Et putain, quel pied. Je ne vois pas quoi dire d'autre pour résumer ces nouveaux titres.
Warfuck fait honneur tant à son nom qu'au genre tout entier. C'est que
"Diptyque" concentre absolument
tout ce que connaisseur et curieux peuvent rechercher dans le genre : du blast-beat au kilomètre, un étalage de riffs qui font relever la narine et froncer les sourcils, des compositions qui, "Fimencer" mis de côté, ne dépassent pas les deux minutes... Et des bonnes idées à la pelle ! C'est là que nos deux compères font fort. La concision de leurs frappes ne les empêchent jamais d'incorporer des tournures particulières, des breaks tonitruants, et des
samples de morveux et autres gens pas forcément très éveillés qui sont autant de respirations bienvenues au milieu d'un déluge de coups. Grand galop suivi de
mid-tempo tentaculaire, avec un Nico qui régale de son chant délicieux, entre glapissements hystériques et raclements de gorge forcés, terrifiants : "Marvers", qui ouvre le disque, a le mérite de plonger directement dans le bain d'acide.

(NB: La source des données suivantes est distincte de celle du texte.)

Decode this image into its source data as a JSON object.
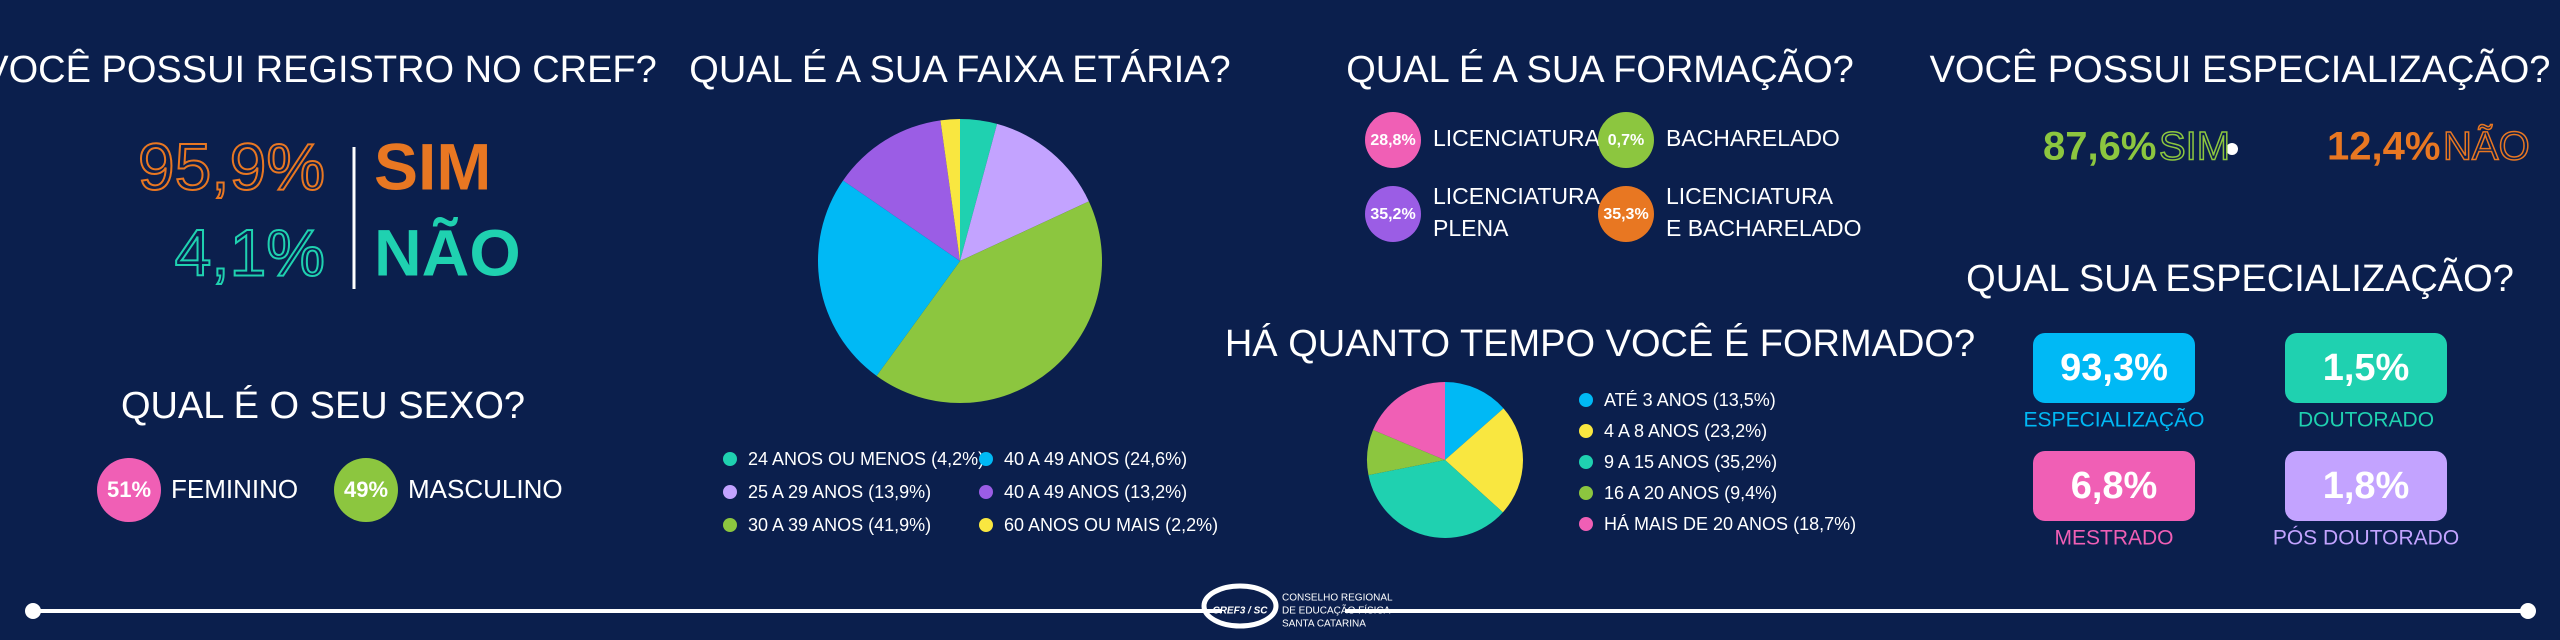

"Diptyque" oscille entre agressions purement frontales (les monstrueux "Pansemental", "Lavaune", "Sament" ou "Malopre" en sont de bons exemples) et
tracks taillées pour faire remuer le fondement : d'un groove irrésistible ouvrant "Embêtard" jusqu'au
"La vie est si belle, les yeux fermés les oreilles bouchées" qu'on reprendra tous en cœur comme des ânes lorsque le groupe défendra "Ignolve" sur les planches, passant par les
D-beats obèses d'un "Piur",
Warfuck a su varier son jeu. Pédaler tête dans le guidon ? Oui, mais avec style, Monsieur.
Parlant de style, de classe, on mentionnera d'abord les quelques
featurings parsemant son nouvel opus, entre Ugo Wuul et Commissaire (
Lovgun) sur "Ignolve", Giny (
LØVVE) sur "Trego", un solo de Math (
Obnoxious) habillant "Sament"... Et surtout, Pibe (
Buffet Froid, mais surtout
Whoresnation) sur l'excellent titre de clôture, "Grichélisé", gourmand mélange de Hip-Hop de schlag sur fond sonore écrasant, dispensant quelques punchlines tant débiles (
"Ordre et sécurité, mais au Lidl vous resquillez") que bien senties (
J'ai pas l'esprit manichéen / mais mate les gens c'est tous des chiens / tu jettes la balle ils ramènent rien"). Parlant des paroles, on ne pourra que chaudement recommander d'acheter l'album en dur pour pouvoir se pencher sur ces dernières, cadavres exquis tantôt revendicatifs, tantôt amers, cerise sur le gâteau d'un disque qui reste solide de la première à la dernière seconde.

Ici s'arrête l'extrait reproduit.